— Если бы не подоспели на выручку, могло кончиться для меня очень плохо, — закончил Иван Забава.
— Молодец, товарищ, — похвалил охранник, кивнув парикмахеру. — Двести тонн горючего спасли… Молодец.
Мартын таращил свои безумные, дикие глаза то на Ивана, то на дежурного, а когда допрашивали, запирался, путался, нес какую-то несусветную чушь — будто нечаянно очутился у бака, что его вынудили, растравили… И умолк, встретясь с холодным, необыкновенно враждебным, почти убийственным взглядом парикмахера: ведь тот еще кое-что мог сообщить о нем…
Обхватив голову, Мартын навалился на барьер грудью — и больше не добились от него ни слова…
Зато Иван уже на допросе у следователя расписал подробно все, что замечал за преступником, живя с ним в землянке недолгий срок; как он, слушая непочтительные отзывы о начальстве, об ударниках, спорил с Мартыном… но спорил безуспешно.
— Вы какое образование имеете? — зацепился вдруг следователь.
— Сельскую школу… тянулся к свету — знанию, да не пришлось… бедно жили. Вот и приходится ограничиваться малым. — И снова перескочил к рассказу о злодее, который-де за время их совместного и, по счастью, недолгого житья в землянке скрывал социальное положение и вот теперь обнажил свои волчьи зубы.
— Вы не знали, что он кулак? — опять спросил следователь.
— Да, не знал… и даже не интересовался.

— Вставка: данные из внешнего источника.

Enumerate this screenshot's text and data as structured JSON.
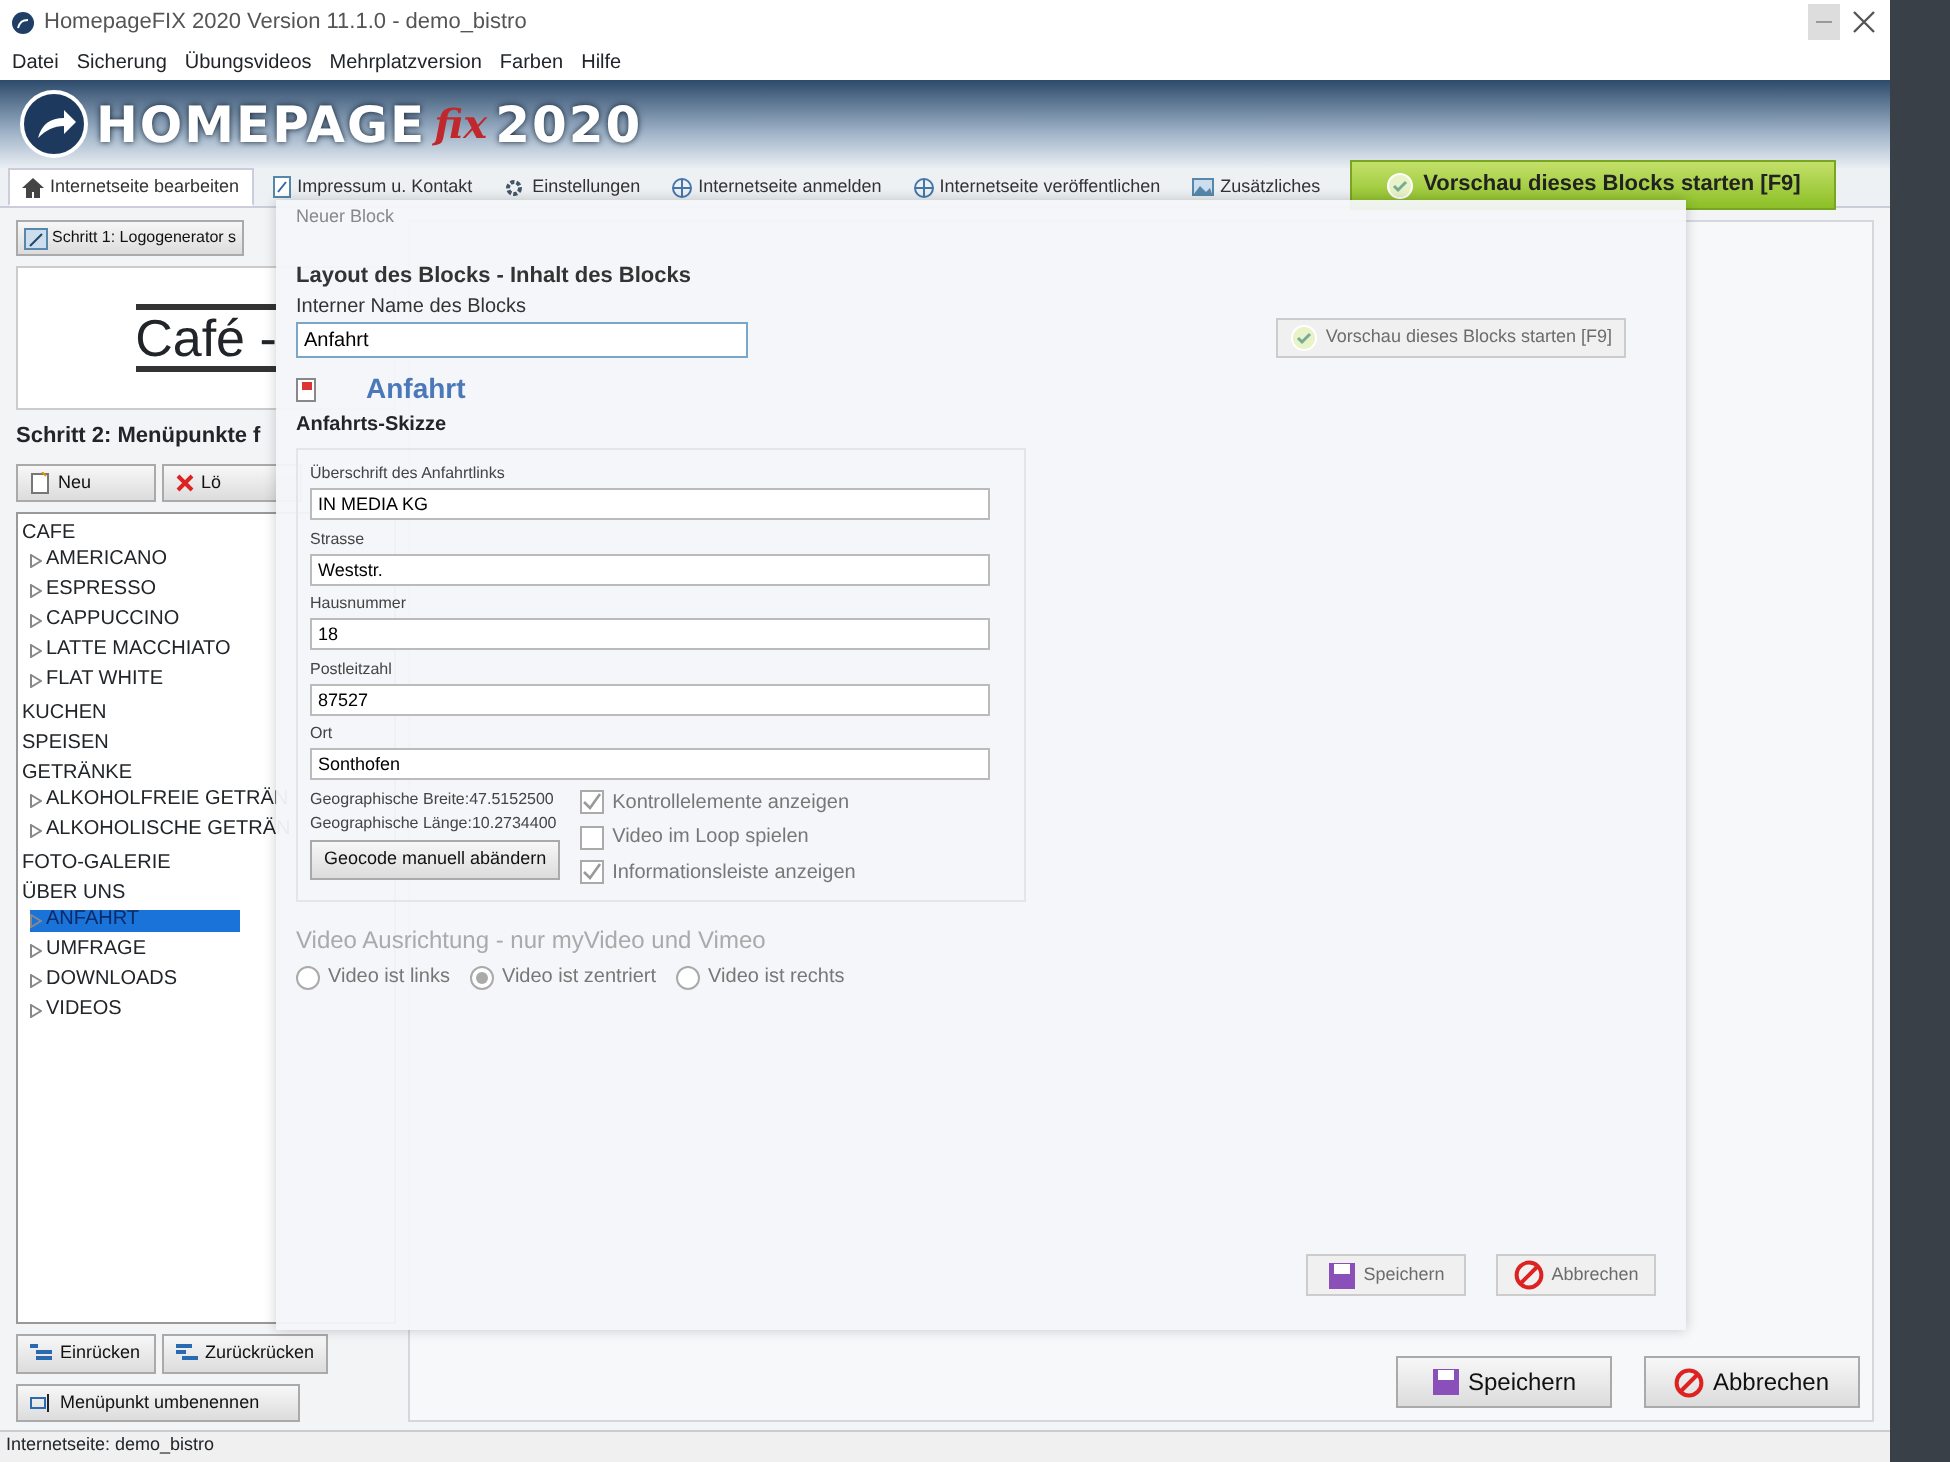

Но однажды, честно сознаюсь, хотел проверить, так сказать, превысил власть и просил показать документы. Он сослался на то, что удостоверение сдал в контору… Когда принимали его на работу, так ведь проверяли, конечно? — в свою очередь недоумевал Иван, прямо глядя в лицо следователю.

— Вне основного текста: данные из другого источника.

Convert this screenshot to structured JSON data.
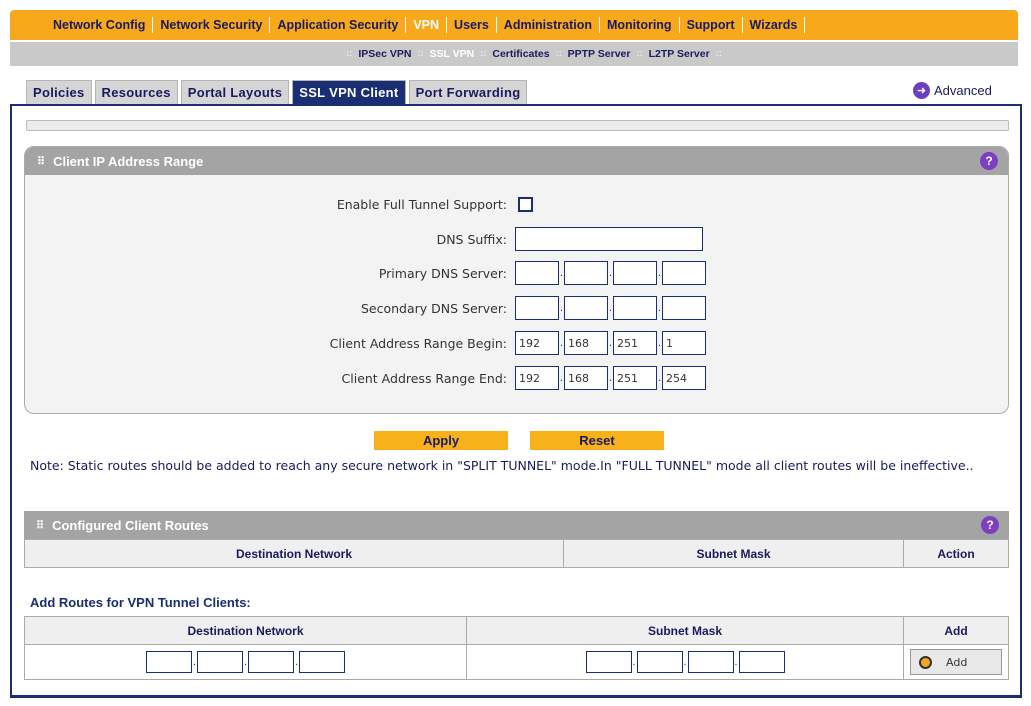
{
  "top_nav": [
    "Network Config",
    "Network Security",
    "Application Security",
    "VPN",
    "Users",
    "Administration",
    "Monitoring",
    "Support",
    "Wizards"
  ],
  "sub_nav": [
    "IPSec VPN",
    "SSL VPN",
    "Certificates",
    "PPTP Server",
    "L2TP Server"
  ],
  "tabs": [
    "Policies",
    "Resources",
    "Portal Layouts",
    "SSL VPN Client",
    "Port Forwarding"
  ],
  "advanced_label": "Advanced",
  "client_ip_section": {
    "title": "Client IP Address Range",
    "enable_full_tunnel_label": "Enable Full Tunnel Support:",
    "dns_suffix_label": "DNS Suffix:",
    "primary_dns_label": "Primary DNS Server:",
    "secondary_dns_label": "Secondary DNS Server:",
    "range_begin_label": "Client Address Range Begin:",
    "range_end_label": "Client Address Range End:",
    "range_begin": [
      "192",
      "168",
      "251",
      "1"
    ],
    "range_end": [
      "192",
      "168",
      "251",
      "254"
    ]
  },
  "buttons": {
    "apply": "Apply",
    "reset": "Reset",
    "add": "Add"
  },
  "note": "Note: Static routes should be added to reach any secure network in \"SPLIT TUNNEL\" mode.In \"FULL TUNNEL\" mode all client routes will be ineffective..",
  "configured_routes": {
    "title": "Configured Client Routes",
    "columns": [
      "Destination Network",
      "Subnet Mask",
      "Action"
    ]
  },
  "add_routes": {
    "title": "Add Routes for VPN Tunnel Clients:",
    "columns": [
      "Destination Network",
      "Subnet Mask",
      "Add"
    ]
  },
  "colors": {
    "accent_orange": "#f7a81b",
    "navy": "#1a2f73",
    "section_gray": "#a4a4a4"
  }
}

Допрашивали и Харитонушку, который, однако, ничего не прибавил к показаниям парикмахера.
История с ножом, найденным однажды в кармане, и спекуляция Моти краденными со склада вещами, о чем Иван знал, все время держали Мартына в страхе. Но главный свидетель из каких-то побуждений не упомянул о них… Быть может, Иван добивался некоторого облегчения участи преступника?.. Именно так и понял на суде Мартын и ничего не сказал об Иване лично, и этим выгородил его. Но парикмахер утаил кое-что на следствии отнюдь не из жалости, а потому лишь, что безошибочно угадывал: и без этих добавочных материалов суд воздаст Мокроусову полной мерой.
Общественная молва на постройке охотно приписала парикмахеру черты смелого честного человека, и, если бы он искал известности, статейка о нем могла, пожалуй, появиться в газете. На это и подбивал его Макар Макарыч Подшибихин, захлебываясь от восторга, завидуя чужой «удаче» и предвидя для него большую выгоду… Но Иван устоял против искушения и не поддался никаким соблазнам.

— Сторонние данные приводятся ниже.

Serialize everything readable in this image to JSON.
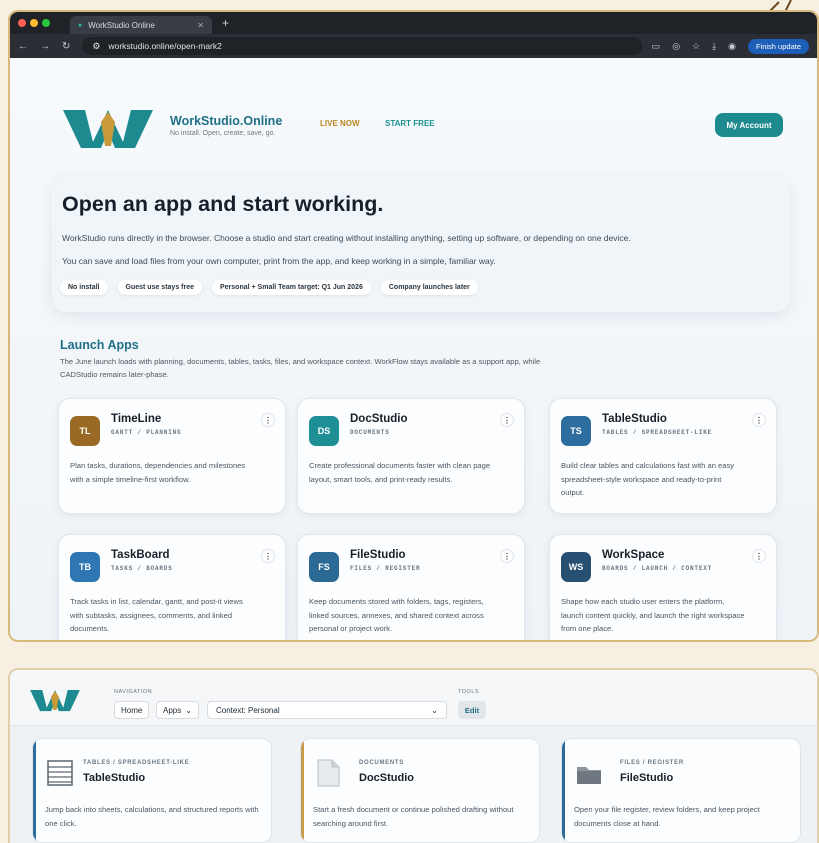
{
  "browser": {
    "tab_title": "WorkStudio Online",
    "url": "workstudio.online/open-mark2",
    "finish_update": "Finish update",
    "colors": {
      "close": "#ff5f57",
      "min": "#febc2e",
      "max": "#28c840"
    }
  },
  "header": {
    "brand_name": "WorkStudio.Online",
    "brand_tagline": "No install. Open, create, save, go.",
    "live_now": "LIVE NOW",
    "start_free": "START FREE",
    "my_account": "My Account"
  },
  "hero": {
    "title": "Open an app and start working.",
    "p1": "WorkStudio runs directly in the browser. Choose a studio and start creating without installing anything, setting up software, or depending on one device.",
    "p2": "You can save and load files from your own computer, print from the app, and keep working in a simple, familiar way.",
    "badges": [
      "No install",
      "Guest use stays free",
      "Personal + Small Team target: Q1 Jun 2026",
      "Company launches later"
    ]
  },
  "launch": {
    "heading": "Launch Apps",
    "desc": "The June launch loads with planning, documents, tables, tasks, files, and workspace context. WorkFlow stays available as a support app, while CADStudio remains later-phase."
  },
  "apps": [
    {
      "abbr": "TL",
      "name": "TimeLine",
      "sub": "GANTT / PLANNING",
      "desc": "Plan tasks, durations, dependencies and milestones with a simple timeline-first workflow.",
      "color": "#9a6a24",
      "menu": "⋮"
    },
    {
      "abbr": "DS",
      "name": "DocStudio",
      "sub": "DOCUMENTS",
      "desc": "Create professional documents faster with clean page layout, smart tools, and print-ready results.",
      "color": "#1f8f96",
      "menu": "⋮"
    },
    {
      "abbr": "TS",
      "name": "TableStudio",
      "sub": "TABLES / SPREADSHEET-LIKE",
      "desc": "Build clear tables and calculations fast with an easy spreadsheet-style workspace and ready-to-print output.",
      "color": "#2e6e9e",
      "menu": "⋮"
    },
    {
      "abbr": "TB",
      "name": "TaskBoard",
      "sub": "TASKS / BOARDS",
      "desc": "Track tasks in list, calendar, gantt, and post-it views with subtasks, assignees, comments, and linked documents.",
      "color": "#2f77b2",
      "menu": "⋮"
    },
    {
      "abbr": "FS",
      "name": "FileStudio",
      "sub": "FILES / REGISTER",
      "desc": "Keep documents stored with folders, tags, registers, linked sources, annexes, and shared context across personal or project work.",
      "color": "#2a6a94",
      "menu": "⋮"
    },
    {
      "abbr": "WS",
      "name": "WorkSpace",
      "sub": "BOARDS / LAUNCH / CONTEXT",
      "desc": "Shape how each studio user enters the platform, launch content quickly, and launch the right workspace from one place.",
      "color": "#274f72",
      "menu": "⋮"
    }
  ],
  "nav2": {
    "navigation_label": "NAVIGATION",
    "home": "Home",
    "apps": "Apps",
    "context": "Context: Personal",
    "tools_label": "TOOLS",
    "edit": "Edit"
  },
  "recent": [
    {
      "sub": "TABLES / SPREADSHEET-LIKE",
      "name": "TableStudio",
      "desc": "Jump back into sheets, calculations, and structured reports with one click.",
      "accent": "#2e6e9e",
      "icon": "table-icon"
    },
    {
      "sub": "DOCUMENTS",
      "name": "DocStudio",
      "desc": "Start a fresh document or continue polished drafting without searching around first.",
      "accent": "#c79a4a",
      "icon": "document-icon"
    },
    {
      "sub": "FILES / REGISTER",
      "name": "FileStudio",
      "desc": "Open your file register, review folders, and keep project documents close at hand.",
      "accent": "#2a6a94",
      "icon": "folder-icon"
    }
  ]
}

— Ах, как вы напрасно! — вздыхал и облизывался Макар Макарыч. — Не использовать, понимаете, такой случай! Это все равно, что поймать рыбину пуда на полтора весом и пустить обратно в воду. Разве так можно!..
— Почему же именно полтора пуда! — смеясь, спрашивал Забава.
— А больше и не бывает… разве только кит.
— Бывает, еще какая бывает!.. а вы серьезно собирались написать про меня?
— Как же… непременно!.. и вышла бы, понимаете, обоюдная польза.
— Не надо. Не люблю, — отрезал Иван.
Подшибихин явно сожалел о новом не состоявшемся своем дебюте на страницах газеты, к которой до сих пор не сумел примоститься.
— Такой, понимаете, мерзавец был! — с почти органической ненавистью вспомнил он Мартына… — Он мне давно казался подозрительным.
— Но вы же когда-то поддакивали ему?..
— О что вы!.. никогда сроду, — подпрыгнул Подшибихин. — Я? с ним? никогда ничего общего.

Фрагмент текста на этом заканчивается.